A little later, the idea picked up by other designers. For example, in the 1980s, Catherine Hamnett became known, among other things, for her T-shirts with the words "Choose life" and "Use a condom" (a reaction to the growing AIDS epidemic) and loud political statements (in 1984 Hamnett came to a meeting for Margaret Thatcher in a t-shirt "58% Don't want Pershing", hinting at the protest of the British people against the deployment of the American Pershing-2 nuclear missiles in the country). In the 1980s and 1990s, Franco Moschino also experimented with inscriptions on clothing - starting with minimalist knit dresses "And don't you take me out" and ending with the famous jacket with a word-based phrase "Waist of money" around the belt.

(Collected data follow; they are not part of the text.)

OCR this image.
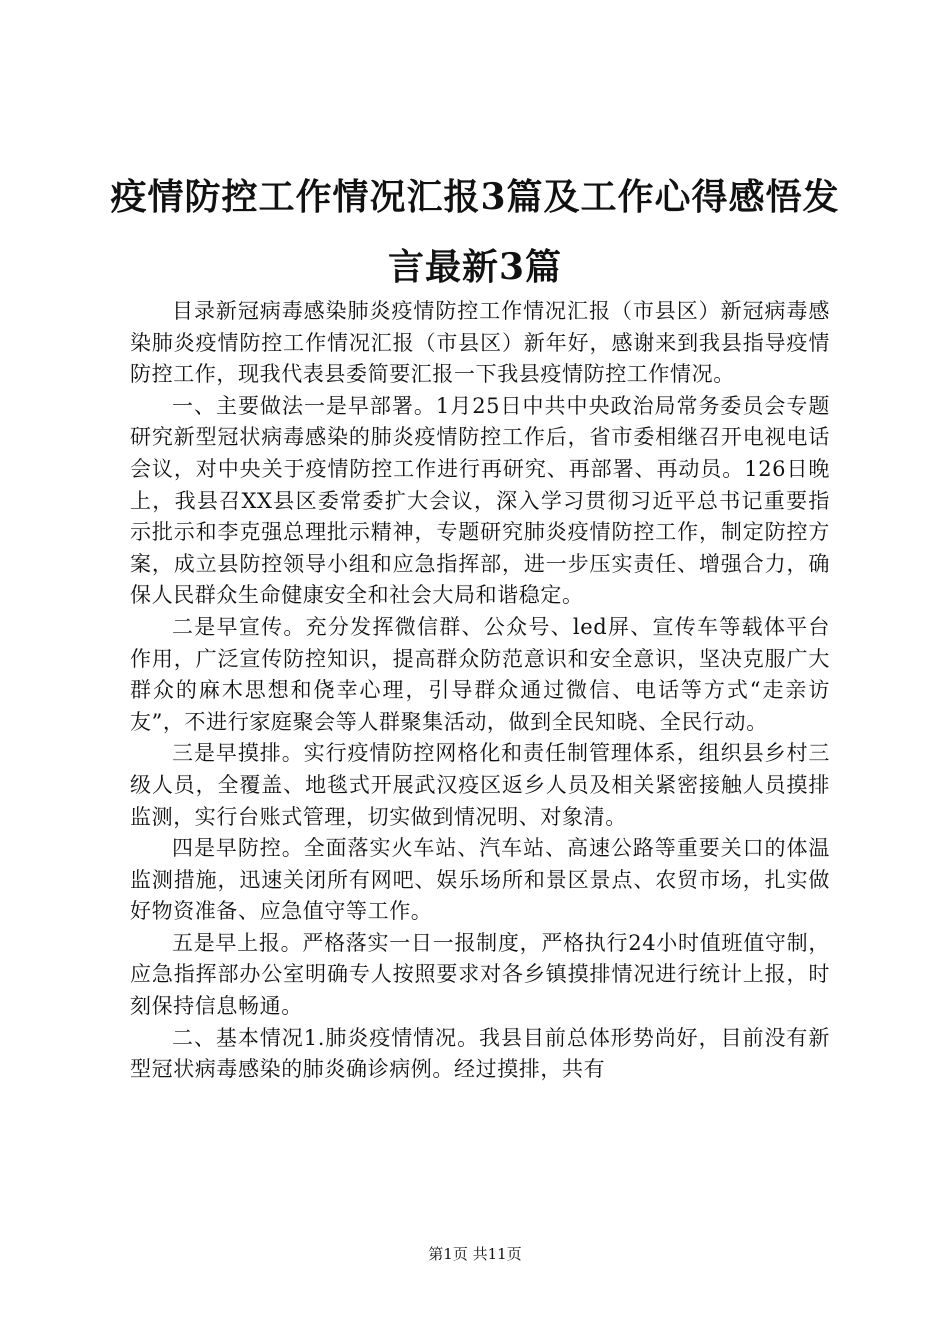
疫情防控工作情况汇报3篇及工作心得感悟发言最新3篇

目录新冠病毒感染肺炎疫情防控工作情况汇报（市县区）新冠病毒感染肺炎疫情防控工作情况汇报（市县区）新年好，感谢来到我县指导疫情防控工作，现我代表县委简要汇报一下我县疫情防控工作情况。

一、主要做法一是早部署。1月25日中共中央政治局常务委员会专题研究新型冠状病毒感染的肺炎疫情防控工作后，省市委相继召开电视电话会议，对中央关于疫情防控工作进行再研究、再部署、再动员。126日晚上，我县召XX县区委常委扩大会议，深入学习贯彻习近平总书记重要指示批示和李克强总理批示精神，专题研究肺炎疫情防控工作，制定防控方案，成立县防控领导小组和应急指挥部，进一步压实责任、增强合力，确保人民群众生命健康安全和社会大局和谐稳定。

二是早宣传。充分发挥微信群、公众号、led屏、宣传车等载体平台作用，广泛宣传防控知识，提高群众防范意识和安全意识，坚决克服广大群众的麻木思想和侥幸心理，引导群众通过微信、电话等方式“走亲访友”，不进行家庭聚会等人群聚集活动，做到全民知晓、全民行动。

三是早摸排。实行疫情防控网格化和责任制管理体系，组织县乡村三级人员，全覆盖、地毯式开展武汉疫区返乡人员及相关紧密接触人员摸排监测，实行台账式管理，切实做到情况明、对象清。

四是早防控。全面落实火车站、汽车站、高速公路等重要关口的体温监测措施，迅速关闭所有网吧、娱乐场所和景区景点、农贸市场，扎实做好物资准备、应急值守等工作。

五是早上报。严格落实一日一报制度，严格执行24小时值班值守制，应急指挥部办公室明确专人按照要求对各乡镇摸排情况进行统计上报，时刻保持信息畅通。

二、基本情况1.肺炎疫情情况。我县目前总体形势尚好，目前没有新型冠状病毒感染的肺炎确诊病例。经过摸排，共有

第1页 共11页
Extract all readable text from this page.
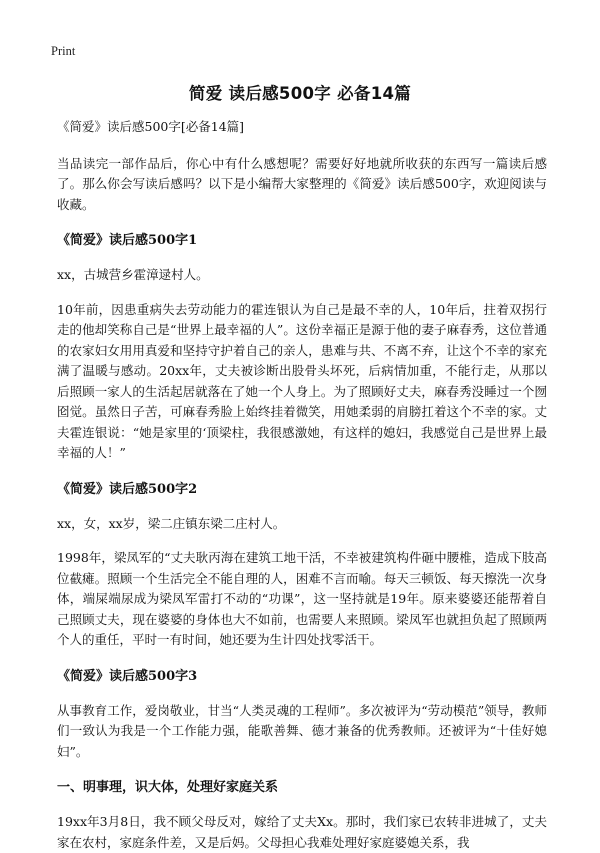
Print
简爱 读后感500字 必备14篇

《简爱》读后感500字[必备14篇]

当品读完一部作品后，你心中有什么感想呢？需要好好地就所收获的东西写一篇读后感了。那么你会写读后感吗？以下是小编帮大家整理的《简爱》读后感500字，欢迎阅读与收藏。

《简爱》读后感500字1

xx，古城营乡霍漳逯村人。

10年前，因患重病失去劳动能力的霍连银认为自己是最不幸的人，10年后，拄着双拐行走的他却笑称自己是“世界上最幸福的人”。这份幸福正是源于他的妻子麻春秀，这位普通的农家妇女用用真爱和坚持守护着自己的亲人，患难与共、不离不弃，让这个不幸的家充满了温暖与感动。20xx年，丈夫被诊断出股骨头坏死，后病情加重，不能行走，从那以后照顾一家人的生活起居就落在了她一个人身上。为了照顾好丈夫，麻春秀没睡过一个囫囵觉。虽然日子苦，可麻春秀脸上始终挂着微笑，用她柔弱的肩膀扛着这个不幸的家。丈夫霍连银说：“她是家里的‘顶梁柱，我很感激她，有这样的媳妇，我感觉自己是世界上最幸福的人！”

《简爱》读后感500字2

xx，女，xx岁，梁二庄镇东梁二庄村人。

1998年，梁凤军的“丈夫耿丙海在建筑工地干活，不幸被建筑构件砸中腰椎，造成下肢高位截瘫。照顾一个生活完全不能自理的人，困难不言而喻。每天三顿饭、每天擦洗一次身体，端屎端尿成为梁凤军雷打不动的“功课”，这一坚持就是19年。原来婆婆还能帮着自己照顾丈夫，现在婆婆的身体也大不如前，也需要人来照顾。梁凤军也就担负起了照顾两个人的重任，平时一有时间，她还要为生计四处找零活干。

《简爱》读后感500字3

从事教育工作，爱岗敬业，甘当“人类灵魂的工程师”。多次被评为“劳动模范”领导，教师们一致认为我是一个工作能力强，能歌善舞、德才兼备的优秀教师。还被评为“十佳好媳妇”。

一、明事理，识大体，处理好家庭关系

19xx年3月8日，我不顾父母反对，嫁给了丈夫Xx。那时，我们家已农转非进城了，丈夫家在农村，家庭条件差，又是后妈。父母担心我难处理好家庭婆媳关系，我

The subtle irony of Hamnett and Moschino remained part of the visual aesthetics of designers, whose fans naturally wanted to show their solidarity with the authors' mindsets - the current situation is much more pragmatic. No one has the right to prohibit a person to wear pro-feminist T-shirts, if he likes the Dior brand or the phrase is pretty - however, outside the necessary context, it finally loses its meaning in favor of a good PR move. Do you know where the phrase "May the bridges I burn light the way" came from on the super popular hooves Vetements (in one of these, Whoopi Goldberg appeared in the program "The View")? She belongs to one of the heroes of the Beverly Hills 90210 TV series, Dylan MacKay, who he says after his friend Brandon Walsh asks for permission to help him get out of drug addiction. It is curious that in the future this phrase became so popular that it even decorated matchboxes.

As a conclusion, I would like to recall one story. Anyone who is familiar with the works of the Sex Pistols, remembers Johnny Rotten and his favorite t-shirt "I hate Pink Floyd" - in fact, thanks to her, he got into the group. Thirty-five years later, Rotten admitted that, in fact, he always liked Pink Floyd's work, he would have liked to perform with them on the same stage, and wore a t-shirt just like that. Of course, sometimes words are just words; the only difference is that it is these words that broadcast a not very funny joke in the spirit of "I don't speak Italian but I speak Moschino" or one of the most important feminist art manifestos. Perhaps the designers began to play with the conjuncture. Because, frankly, the smiling blogger of street-style photographers, the fashion blogger in the "Fuck terror" T-shirt looks a bit ridiculous.

Photo:Monki, Mille, Net-A-Porter, Walk of Shame, C.O.X.